When we embark on the journey of learning a new language, we soon find ourselves going through four distinct stages. Understanding that these stages will happen and that they are normal can go a long way to helping us enjoy the ride.
Stage 1: The Honeymoon
This is the exciting, first, stage of learning just about anything. You’re going to learn a new language! You sign up for lessons (live or on-line), buy books, DVDs, and instructional programs, and resolve to study diligently every day.
Anticipation is what makes this phase particularly fun. Those shiny new books are enticing and encouraging. The first few lessons are easy. You can do this! You dream of the day (just around the corner, surely!) when you’ll be able to converse with confidence.
Stage 2: Reality Trip
After a few weeks (six weeks on average, though it can vary from person to person) you suddenly realize: This is hard work. And you begin to wonder if this whole language-learning thing was such a good idea.
Perhaps the lessons have gotten more complicated. Perhaps you’ve found that it isn’t as easy to sit down for that regular practice you resolved to do when you started, or that other things suddenly seem more important or attractive than studying or attending classes.
Suddenly the shine is off the apple, and you’re not so sure you want to do this anymore. It’s more work than you’d expected, and you’re busy with other things. And — let’s face it — some aspects of language learning can be (gasp!) boring!
Sadly, this is the stage at which many people give up.
It’s a little like a road trip
If you’ve ever planned a family road trip, you know this phenomenon well. Poring over maps and brochures, planning routes, anticipating what you’ll do at each stop, buying clothes for the trip…all of that is great fun.
Then, when you’re several hours into driving — the kids are bored, your partner is hungry, you realize it’s going to take longer to reach the hotel than you’d thought, and you think you may have missed your turn-off — suddenly that road trip doesn’t seem so fun after all.
Of course, if you’ve ever done this kind of trip, you also know it will get better. If you just keep going, things will start to be fun and interesting again. You’ll get your second wind, food and routes will get sorted, and you will reach your destination eventually.
The secret is to keep going
Knowing that this is a natural part of the learning process makes it a little easier to keep going. And, if you can do that, I promise, it will get to be fun again.
Just as a driver may stop at a roadside attraction to recharge, you may decide to focus on a less stressful aspect of the language for a while. Read children’s books, sing songs, watch subtitled soap operas. Then, when you’re ready, hit the road again.
Stage 3: Riding the roller coaster
Once you’ve got past the “reality trip” phase, you will likely find that your language journey more closely resembles a roller coaster than a road trip. There will be plenty of ups and downs and unexpected twists, but for the most part the ride will be worth it!

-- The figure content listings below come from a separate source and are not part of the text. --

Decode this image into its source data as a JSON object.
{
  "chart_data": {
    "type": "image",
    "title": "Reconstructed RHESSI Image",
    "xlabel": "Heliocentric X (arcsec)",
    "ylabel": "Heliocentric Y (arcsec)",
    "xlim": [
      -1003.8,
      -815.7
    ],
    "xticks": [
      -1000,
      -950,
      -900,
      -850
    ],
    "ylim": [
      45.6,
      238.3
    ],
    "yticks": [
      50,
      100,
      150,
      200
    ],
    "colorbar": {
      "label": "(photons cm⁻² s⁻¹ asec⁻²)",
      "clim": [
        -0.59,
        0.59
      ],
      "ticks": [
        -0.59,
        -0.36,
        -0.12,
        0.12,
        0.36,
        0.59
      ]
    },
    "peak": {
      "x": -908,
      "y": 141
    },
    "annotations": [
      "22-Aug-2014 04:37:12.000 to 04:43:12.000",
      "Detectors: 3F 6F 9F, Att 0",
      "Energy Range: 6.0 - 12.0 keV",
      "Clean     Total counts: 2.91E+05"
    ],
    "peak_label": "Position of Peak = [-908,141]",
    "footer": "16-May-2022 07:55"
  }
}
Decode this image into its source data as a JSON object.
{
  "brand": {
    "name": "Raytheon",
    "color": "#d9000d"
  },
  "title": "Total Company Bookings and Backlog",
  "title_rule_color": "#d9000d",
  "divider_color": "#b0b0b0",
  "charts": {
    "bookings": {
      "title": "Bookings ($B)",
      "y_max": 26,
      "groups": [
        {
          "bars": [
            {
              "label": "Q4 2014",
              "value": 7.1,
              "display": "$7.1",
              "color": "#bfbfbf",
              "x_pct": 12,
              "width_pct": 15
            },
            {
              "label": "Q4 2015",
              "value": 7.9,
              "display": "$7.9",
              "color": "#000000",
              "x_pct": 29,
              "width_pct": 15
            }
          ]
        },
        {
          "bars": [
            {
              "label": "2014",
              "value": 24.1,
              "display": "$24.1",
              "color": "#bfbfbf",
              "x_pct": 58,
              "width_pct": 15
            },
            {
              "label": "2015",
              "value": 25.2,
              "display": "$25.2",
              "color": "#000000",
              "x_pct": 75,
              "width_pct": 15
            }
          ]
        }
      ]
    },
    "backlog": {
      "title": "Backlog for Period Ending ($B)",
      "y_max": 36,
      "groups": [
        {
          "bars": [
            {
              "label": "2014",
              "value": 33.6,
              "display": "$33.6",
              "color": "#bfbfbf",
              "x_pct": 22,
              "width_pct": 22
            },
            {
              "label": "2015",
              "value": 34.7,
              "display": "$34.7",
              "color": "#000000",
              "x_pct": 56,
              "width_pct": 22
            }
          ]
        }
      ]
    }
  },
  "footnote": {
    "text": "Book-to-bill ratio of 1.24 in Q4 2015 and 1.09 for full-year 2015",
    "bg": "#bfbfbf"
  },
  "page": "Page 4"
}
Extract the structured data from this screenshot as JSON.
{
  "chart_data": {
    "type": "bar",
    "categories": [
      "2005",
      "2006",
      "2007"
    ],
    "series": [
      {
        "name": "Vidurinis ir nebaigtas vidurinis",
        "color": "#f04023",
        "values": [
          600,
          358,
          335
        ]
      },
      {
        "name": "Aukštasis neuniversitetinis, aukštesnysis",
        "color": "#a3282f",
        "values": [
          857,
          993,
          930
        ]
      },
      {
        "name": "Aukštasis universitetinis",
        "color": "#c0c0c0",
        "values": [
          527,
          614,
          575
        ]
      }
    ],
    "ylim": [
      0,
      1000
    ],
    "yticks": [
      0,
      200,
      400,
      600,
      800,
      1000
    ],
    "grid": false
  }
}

The highs will be great! You’ll never forget the first time you were able to follow a news broadcast, or read an article without picking up a dictionary. The first time you really carry on a conversation will make your confidence soar!
The lows are part of the ride too, though, and sometimes they can be jarring. The important thing to remember is that we all go through them. When you find yourself using the wrong word or forgetting something you once knew, you’ll have lots of company!
The sudden twists are the best part! As you continue your studies, you’ll find yourself meeting new people and learning things that you never thought you’d care about: history, songs, stories, poetry, folklore…even jokes!
Stage #4: Realizing it’s a life-long journey
One thing you will never hear a real language learner say is “”Now I know everything I need to know about this language.” No matter how fluent you get…no matter how perfect your grammar…there’s always something yet to be discovered.
The ups and downs will still be there as well, but it will come to seem less like a roller coaster and more like a road through hills and valleys. And because language is, by it’s very nature, a social activity, you’ll have lots of friends on that road with you!
The most important thing is to keep going and enjoy the trip.